Let's imagine a scenario with an SCA entry point. The entry point uses a
WSDL service definition and a Web Service binding to publish a POJO
component. The POJO component implements a Java interface. This is a
top-down scenario where you start with the WSDL file describing the Web
Service (let's say it's a standard WSDL, or you have agreed on that WSDL
with one of your business partners), and you try to write or generate
the corresponding Java interface for your POJO component. The problem is
that your WSDL operation names won't always translate nicely to nice
Java method names. You'll run into WSDL name to Java name mapping issues
in a number of cases, for example:
- WSDL operation "GetQuote" -> do u map that to a getQuote method? or to
a GetQuote method (which doesn't follow the Java naming best practices)
- WSDL operation "get-quote" -> you need to map this to a valid Java
method name without the '-' like getQuote
- WSDL operation "continue" or "import" -> these are Java keywords so
again you can't just use the operation name as your method name.
We could come up with a name mangling algorithm but I don't really like
that.
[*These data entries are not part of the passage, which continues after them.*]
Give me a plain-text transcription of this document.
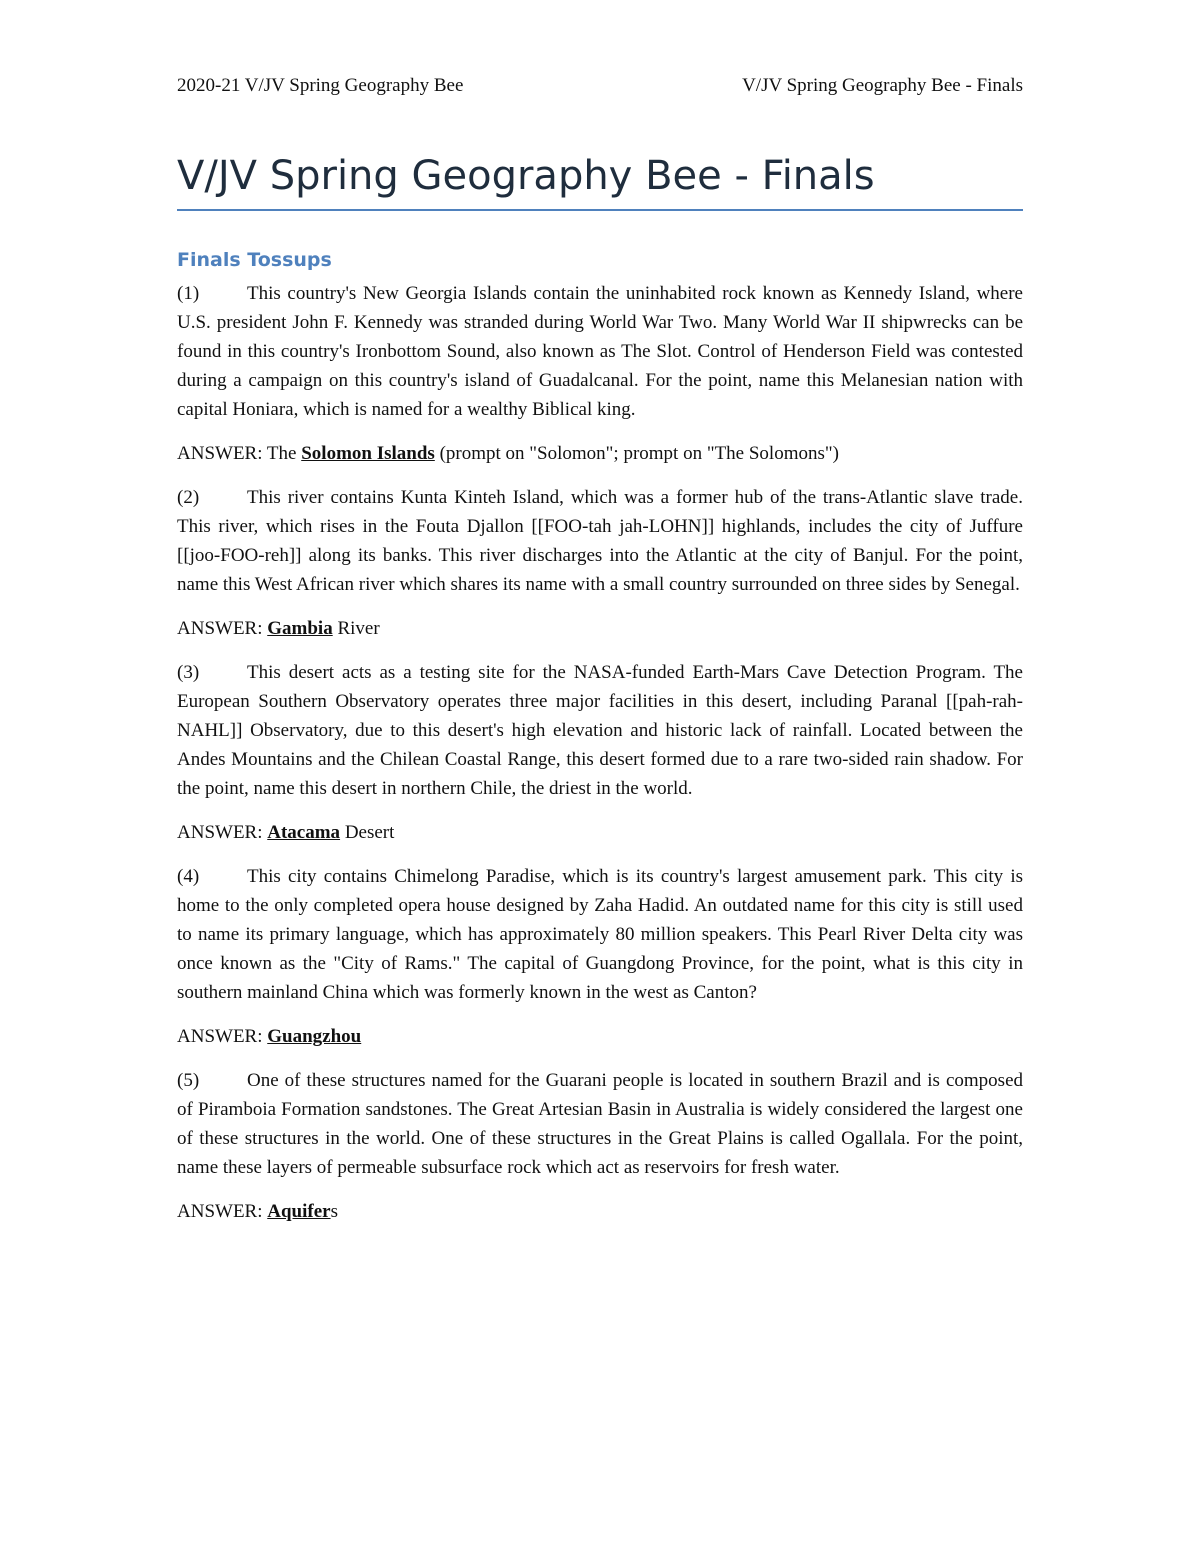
2020-21 V/JV Spring Geography Bee	V/JV Spring Geography Bee - Finals
V/JV Spring Geography Bee - Finals
Finals Tossups

(1)	This country's New Georgia Islands contain the uninhabited rock known as Kennedy Island, where U.S. president John F. Kennedy was stranded during World War Two. Many World War II shipwrecks can be found in this country's Ironbottom Sound, also known as The Slot. Control of Henderson Field was contested during a campaign on this country's island of Guadalcanal. For the point, name this Melanesian nation with capital Honiara, which is named for a wealthy Biblical king.

ANSWER: The Solomon Islands (prompt on "Solomon"; prompt on "The Solomons")

(2)	This river contains Kunta Kinteh Island, which was a former hub of the trans-Atlantic slave trade. This river, which rises in the Fouta Djallon [[FOO-tah jah-LOHN]] highlands, includes the city of Juffure [[joo-FOO-reh]] along its banks. This river discharges into the Atlantic at the city of Banjul. For the point, name this West African river which shares its name with a small country surrounded on three sides by Senegal.

ANSWER: Gambia River

(3)	This desert acts as a testing site for the NASA-funded Earth-Mars Cave Detection Program. The European Southern Observatory operates three major facilities in this desert, including Paranal [[pah-rah-NAHL]] Observatory, due to this desert's high elevation and historic lack of rainfall. Located between the Andes Mountains and the Chilean Coastal Range, this desert formed due to a rare two-sided rain shadow. For the point, name this desert in northern Chile, the driest in the world.

ANSWER: Atacama Desert

(4)	This city contains Chimelong Paradise, which is its country's largest amusement park. This city is home to the only completed opera house designed by Zaha Hadid. An outdated name for this city is still used to name its primary language, which has approximately 80 million speakers. This Pearl River Delta city was once known as the "City of Rams." The capital of Guangdong Province, for the point, what is this city in southern mainland China which was formerly known in the west as Canton?

ANSWER: Guangzhou

(5)	One of these structures named for the Guarani people is located in southern Brazil and is composed of Piramboia Formation sandstones. The Great Artesian Basin in Australia is widely considered the largest one of these structures in the world. One of these structures in the Great Plains is called Ogallala. For the point, name these layers of permeable subsurface rock which act as reservoirs for fresh water.

ANSWER: Aquifers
If we generate the interface we'll end up with ugly names for
these cases, if I'm an app developer and I want to write the interface
by hand I'll have to understand the name mangling algorithm and compute
the mangled name in my head. Such an algorithm may also cause
ambiguities / undeterministic behavior (if for example we look for both
getQuote and GetQuote Java methods for a GetQuote WSDL operation).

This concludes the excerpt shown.